Universitas a beau se dissocier de son représentant, Simon Botshaba ne serait pas le seul à employer cette technique.

Au centre multiethnique de Québec, où passent de nouveaux arrivants et où Simon Botshaba a été aperçu, d’autres représentants d’Universitas semblent avoir flairé la bonne affaire.

Au cours des dernières années, des Africains, des Boutanais, des Latino-Américains, entre autres, ont été approchés par des représentants d’Universitas.

« Peut-être une cinquantaine de cas par année et je suis très conservatrice dans ce que je vous dis, rapporte la directrice du centre, Dominique Lachance, qui ne mâche pas ses mots.

Je suis écoeurée que les gens profitent d'une condition difficile dans laquelle les gens sont à leur arrivée pour essayer de faire de l'argent sur leur dos.
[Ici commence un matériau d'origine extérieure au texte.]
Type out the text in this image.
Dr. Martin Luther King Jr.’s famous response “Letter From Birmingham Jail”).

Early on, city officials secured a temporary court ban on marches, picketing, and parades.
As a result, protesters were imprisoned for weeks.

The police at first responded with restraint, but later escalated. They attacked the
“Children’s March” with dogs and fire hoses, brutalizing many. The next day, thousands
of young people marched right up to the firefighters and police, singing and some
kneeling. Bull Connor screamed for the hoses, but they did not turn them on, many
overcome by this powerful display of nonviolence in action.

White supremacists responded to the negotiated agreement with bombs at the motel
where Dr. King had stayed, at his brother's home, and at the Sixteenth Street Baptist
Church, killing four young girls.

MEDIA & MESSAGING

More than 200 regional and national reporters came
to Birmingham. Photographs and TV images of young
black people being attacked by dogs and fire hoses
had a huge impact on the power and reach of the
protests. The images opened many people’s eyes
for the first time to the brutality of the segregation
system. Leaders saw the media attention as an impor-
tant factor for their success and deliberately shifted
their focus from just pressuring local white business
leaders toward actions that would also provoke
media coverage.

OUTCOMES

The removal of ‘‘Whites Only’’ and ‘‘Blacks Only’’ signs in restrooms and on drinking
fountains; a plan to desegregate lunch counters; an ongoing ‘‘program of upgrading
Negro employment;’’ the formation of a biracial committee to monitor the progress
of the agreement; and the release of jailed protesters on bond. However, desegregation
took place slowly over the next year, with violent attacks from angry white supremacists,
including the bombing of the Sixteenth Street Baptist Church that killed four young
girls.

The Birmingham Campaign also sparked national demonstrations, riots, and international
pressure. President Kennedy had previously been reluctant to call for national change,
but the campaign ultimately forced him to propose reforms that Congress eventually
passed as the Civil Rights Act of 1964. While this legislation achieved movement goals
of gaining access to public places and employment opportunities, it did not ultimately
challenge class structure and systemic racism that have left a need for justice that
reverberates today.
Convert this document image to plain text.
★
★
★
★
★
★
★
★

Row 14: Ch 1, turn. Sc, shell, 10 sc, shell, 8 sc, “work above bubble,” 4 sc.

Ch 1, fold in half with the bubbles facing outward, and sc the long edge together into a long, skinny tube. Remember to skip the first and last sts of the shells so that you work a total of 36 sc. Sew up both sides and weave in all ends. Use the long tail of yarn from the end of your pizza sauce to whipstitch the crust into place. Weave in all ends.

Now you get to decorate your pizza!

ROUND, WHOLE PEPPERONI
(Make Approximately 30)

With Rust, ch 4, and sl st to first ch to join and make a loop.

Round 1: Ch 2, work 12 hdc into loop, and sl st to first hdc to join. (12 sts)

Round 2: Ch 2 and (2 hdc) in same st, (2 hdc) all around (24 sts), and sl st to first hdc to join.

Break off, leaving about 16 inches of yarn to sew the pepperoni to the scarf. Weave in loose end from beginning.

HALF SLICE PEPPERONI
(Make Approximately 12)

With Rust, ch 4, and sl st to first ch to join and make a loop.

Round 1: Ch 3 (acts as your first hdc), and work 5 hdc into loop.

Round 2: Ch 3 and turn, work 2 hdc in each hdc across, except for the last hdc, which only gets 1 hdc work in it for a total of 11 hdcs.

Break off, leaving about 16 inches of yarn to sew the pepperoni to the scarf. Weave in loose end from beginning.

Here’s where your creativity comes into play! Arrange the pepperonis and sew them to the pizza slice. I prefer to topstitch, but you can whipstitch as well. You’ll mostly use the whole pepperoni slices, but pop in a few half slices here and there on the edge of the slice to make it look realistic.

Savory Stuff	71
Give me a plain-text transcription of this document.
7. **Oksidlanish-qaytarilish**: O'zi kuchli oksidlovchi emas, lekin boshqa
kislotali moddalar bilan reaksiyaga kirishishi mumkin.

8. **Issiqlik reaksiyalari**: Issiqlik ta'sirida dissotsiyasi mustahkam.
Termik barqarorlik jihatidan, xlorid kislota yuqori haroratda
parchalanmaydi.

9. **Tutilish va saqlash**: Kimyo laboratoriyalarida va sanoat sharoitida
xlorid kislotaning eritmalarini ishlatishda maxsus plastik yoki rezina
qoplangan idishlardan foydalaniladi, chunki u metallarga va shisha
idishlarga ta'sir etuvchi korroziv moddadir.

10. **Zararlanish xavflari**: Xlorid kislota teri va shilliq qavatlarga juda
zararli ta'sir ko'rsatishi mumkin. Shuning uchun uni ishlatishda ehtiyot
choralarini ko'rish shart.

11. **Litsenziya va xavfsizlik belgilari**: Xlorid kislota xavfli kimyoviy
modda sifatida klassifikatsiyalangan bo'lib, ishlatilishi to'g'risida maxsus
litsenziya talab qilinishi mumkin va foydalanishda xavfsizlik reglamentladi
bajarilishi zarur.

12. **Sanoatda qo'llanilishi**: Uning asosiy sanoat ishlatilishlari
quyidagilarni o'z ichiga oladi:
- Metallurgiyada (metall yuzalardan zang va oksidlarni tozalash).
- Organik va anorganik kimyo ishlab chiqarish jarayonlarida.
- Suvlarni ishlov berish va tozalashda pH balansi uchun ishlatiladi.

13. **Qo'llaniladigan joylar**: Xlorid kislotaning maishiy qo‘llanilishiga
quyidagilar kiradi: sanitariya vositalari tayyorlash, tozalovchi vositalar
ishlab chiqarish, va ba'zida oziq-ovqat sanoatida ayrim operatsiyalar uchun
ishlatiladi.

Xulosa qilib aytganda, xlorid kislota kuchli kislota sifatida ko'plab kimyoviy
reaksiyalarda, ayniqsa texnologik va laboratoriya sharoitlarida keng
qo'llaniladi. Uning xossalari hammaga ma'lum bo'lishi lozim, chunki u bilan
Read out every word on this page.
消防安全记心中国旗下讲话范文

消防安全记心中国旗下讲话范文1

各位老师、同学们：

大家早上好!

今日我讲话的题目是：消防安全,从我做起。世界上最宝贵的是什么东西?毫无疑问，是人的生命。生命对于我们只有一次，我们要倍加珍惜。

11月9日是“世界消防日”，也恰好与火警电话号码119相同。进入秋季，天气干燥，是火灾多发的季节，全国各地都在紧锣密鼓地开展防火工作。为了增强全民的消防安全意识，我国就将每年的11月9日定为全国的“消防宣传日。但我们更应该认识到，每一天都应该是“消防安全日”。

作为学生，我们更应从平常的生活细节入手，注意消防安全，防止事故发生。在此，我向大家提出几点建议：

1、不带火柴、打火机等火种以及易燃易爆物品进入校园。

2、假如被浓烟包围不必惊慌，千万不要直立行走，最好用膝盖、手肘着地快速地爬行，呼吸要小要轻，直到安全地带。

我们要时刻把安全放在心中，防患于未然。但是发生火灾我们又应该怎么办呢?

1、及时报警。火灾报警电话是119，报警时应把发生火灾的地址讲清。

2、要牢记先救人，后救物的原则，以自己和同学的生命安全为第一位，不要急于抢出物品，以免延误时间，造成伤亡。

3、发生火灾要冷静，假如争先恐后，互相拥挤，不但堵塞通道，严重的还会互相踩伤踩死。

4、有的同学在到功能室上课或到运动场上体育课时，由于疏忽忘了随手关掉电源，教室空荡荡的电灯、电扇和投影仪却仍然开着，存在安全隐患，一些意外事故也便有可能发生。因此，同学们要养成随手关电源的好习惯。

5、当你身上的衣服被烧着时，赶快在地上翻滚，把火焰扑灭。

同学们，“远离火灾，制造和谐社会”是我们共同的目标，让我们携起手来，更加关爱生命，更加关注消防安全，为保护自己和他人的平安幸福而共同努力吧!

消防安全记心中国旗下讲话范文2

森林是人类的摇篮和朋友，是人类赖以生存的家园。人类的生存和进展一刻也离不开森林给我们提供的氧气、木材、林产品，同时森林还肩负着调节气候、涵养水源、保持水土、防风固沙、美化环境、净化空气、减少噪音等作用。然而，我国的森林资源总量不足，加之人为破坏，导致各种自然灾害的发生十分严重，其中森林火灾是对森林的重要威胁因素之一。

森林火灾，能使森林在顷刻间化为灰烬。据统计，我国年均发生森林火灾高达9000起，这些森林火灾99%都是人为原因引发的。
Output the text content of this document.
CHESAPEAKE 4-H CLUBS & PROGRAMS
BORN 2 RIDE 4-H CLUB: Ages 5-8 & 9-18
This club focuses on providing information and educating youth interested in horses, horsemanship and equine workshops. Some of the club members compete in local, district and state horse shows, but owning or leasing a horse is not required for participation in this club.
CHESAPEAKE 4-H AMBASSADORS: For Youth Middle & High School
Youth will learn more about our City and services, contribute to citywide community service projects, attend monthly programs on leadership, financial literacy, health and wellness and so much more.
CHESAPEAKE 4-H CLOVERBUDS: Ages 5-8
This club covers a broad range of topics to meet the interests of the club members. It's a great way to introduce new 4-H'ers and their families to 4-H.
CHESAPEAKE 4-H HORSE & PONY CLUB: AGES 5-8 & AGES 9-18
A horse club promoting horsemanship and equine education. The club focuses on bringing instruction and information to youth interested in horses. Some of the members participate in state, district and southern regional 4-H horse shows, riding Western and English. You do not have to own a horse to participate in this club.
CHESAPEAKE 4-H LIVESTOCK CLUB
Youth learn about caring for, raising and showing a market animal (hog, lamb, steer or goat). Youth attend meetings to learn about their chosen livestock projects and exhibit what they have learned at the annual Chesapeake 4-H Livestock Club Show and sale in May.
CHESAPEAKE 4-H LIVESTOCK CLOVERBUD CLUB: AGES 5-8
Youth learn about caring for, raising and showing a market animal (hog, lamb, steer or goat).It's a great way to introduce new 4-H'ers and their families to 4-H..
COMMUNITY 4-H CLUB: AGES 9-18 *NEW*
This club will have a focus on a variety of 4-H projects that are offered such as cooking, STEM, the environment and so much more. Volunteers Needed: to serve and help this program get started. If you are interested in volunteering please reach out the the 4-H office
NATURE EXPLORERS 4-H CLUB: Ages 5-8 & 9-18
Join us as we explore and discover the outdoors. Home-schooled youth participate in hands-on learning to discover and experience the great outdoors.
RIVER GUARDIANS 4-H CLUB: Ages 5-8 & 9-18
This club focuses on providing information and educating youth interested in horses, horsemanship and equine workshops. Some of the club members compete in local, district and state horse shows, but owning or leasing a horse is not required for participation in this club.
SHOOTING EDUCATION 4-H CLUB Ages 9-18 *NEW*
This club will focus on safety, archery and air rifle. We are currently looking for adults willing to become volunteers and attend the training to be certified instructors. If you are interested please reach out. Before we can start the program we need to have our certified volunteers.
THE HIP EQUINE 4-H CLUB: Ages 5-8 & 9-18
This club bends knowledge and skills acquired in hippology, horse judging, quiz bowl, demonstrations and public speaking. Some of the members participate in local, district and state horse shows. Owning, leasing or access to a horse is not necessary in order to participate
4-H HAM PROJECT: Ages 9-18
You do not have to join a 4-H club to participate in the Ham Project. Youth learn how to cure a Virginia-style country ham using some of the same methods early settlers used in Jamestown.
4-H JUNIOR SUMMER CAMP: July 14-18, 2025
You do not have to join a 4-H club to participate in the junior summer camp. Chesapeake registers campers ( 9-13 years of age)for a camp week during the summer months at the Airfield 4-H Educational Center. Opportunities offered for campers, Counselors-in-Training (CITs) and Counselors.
Moi, ça me révolte complètement.

Une citation de : Dominique Lachance, directrice du centre multiethnique de Québec

Suffisamment, en fait, pour que la directrice sonne l’alarme auprès du personnel, afin qu’ils fassent de la prévention auprès de ceux qui arrivent.

« C'est comme des serpents : ils se glissent pour attraper de façon sournoise les gens qui sont les plus vulnérables et qui ne connaissent pas leurs droits. Il faut que ça cesse. »

Pour le professeur Daniel Gardner, un représentant qui dérogerait aux règlements s’exposerait à une poursuite.

« Fréquemment, dans le cadre de recours devant les tribunaux, lorsque des représentants en services financiers sont poursuivis, le fait d'avoir manqué à une des règles imposées par leur code de déontologie va beaucoup aider à établir qu'ils n'ont pas agi de manière raisonnable et, donc, engager leur responsabilité », explique-t-il.

Et pour lui, la loi est claire : « On ne peut pas vendre le même produit à n'importe qui : il faut tenir compte notamment de la situation financière de son client. 

Simon Botshaba n'est plus représentant pour Universitas.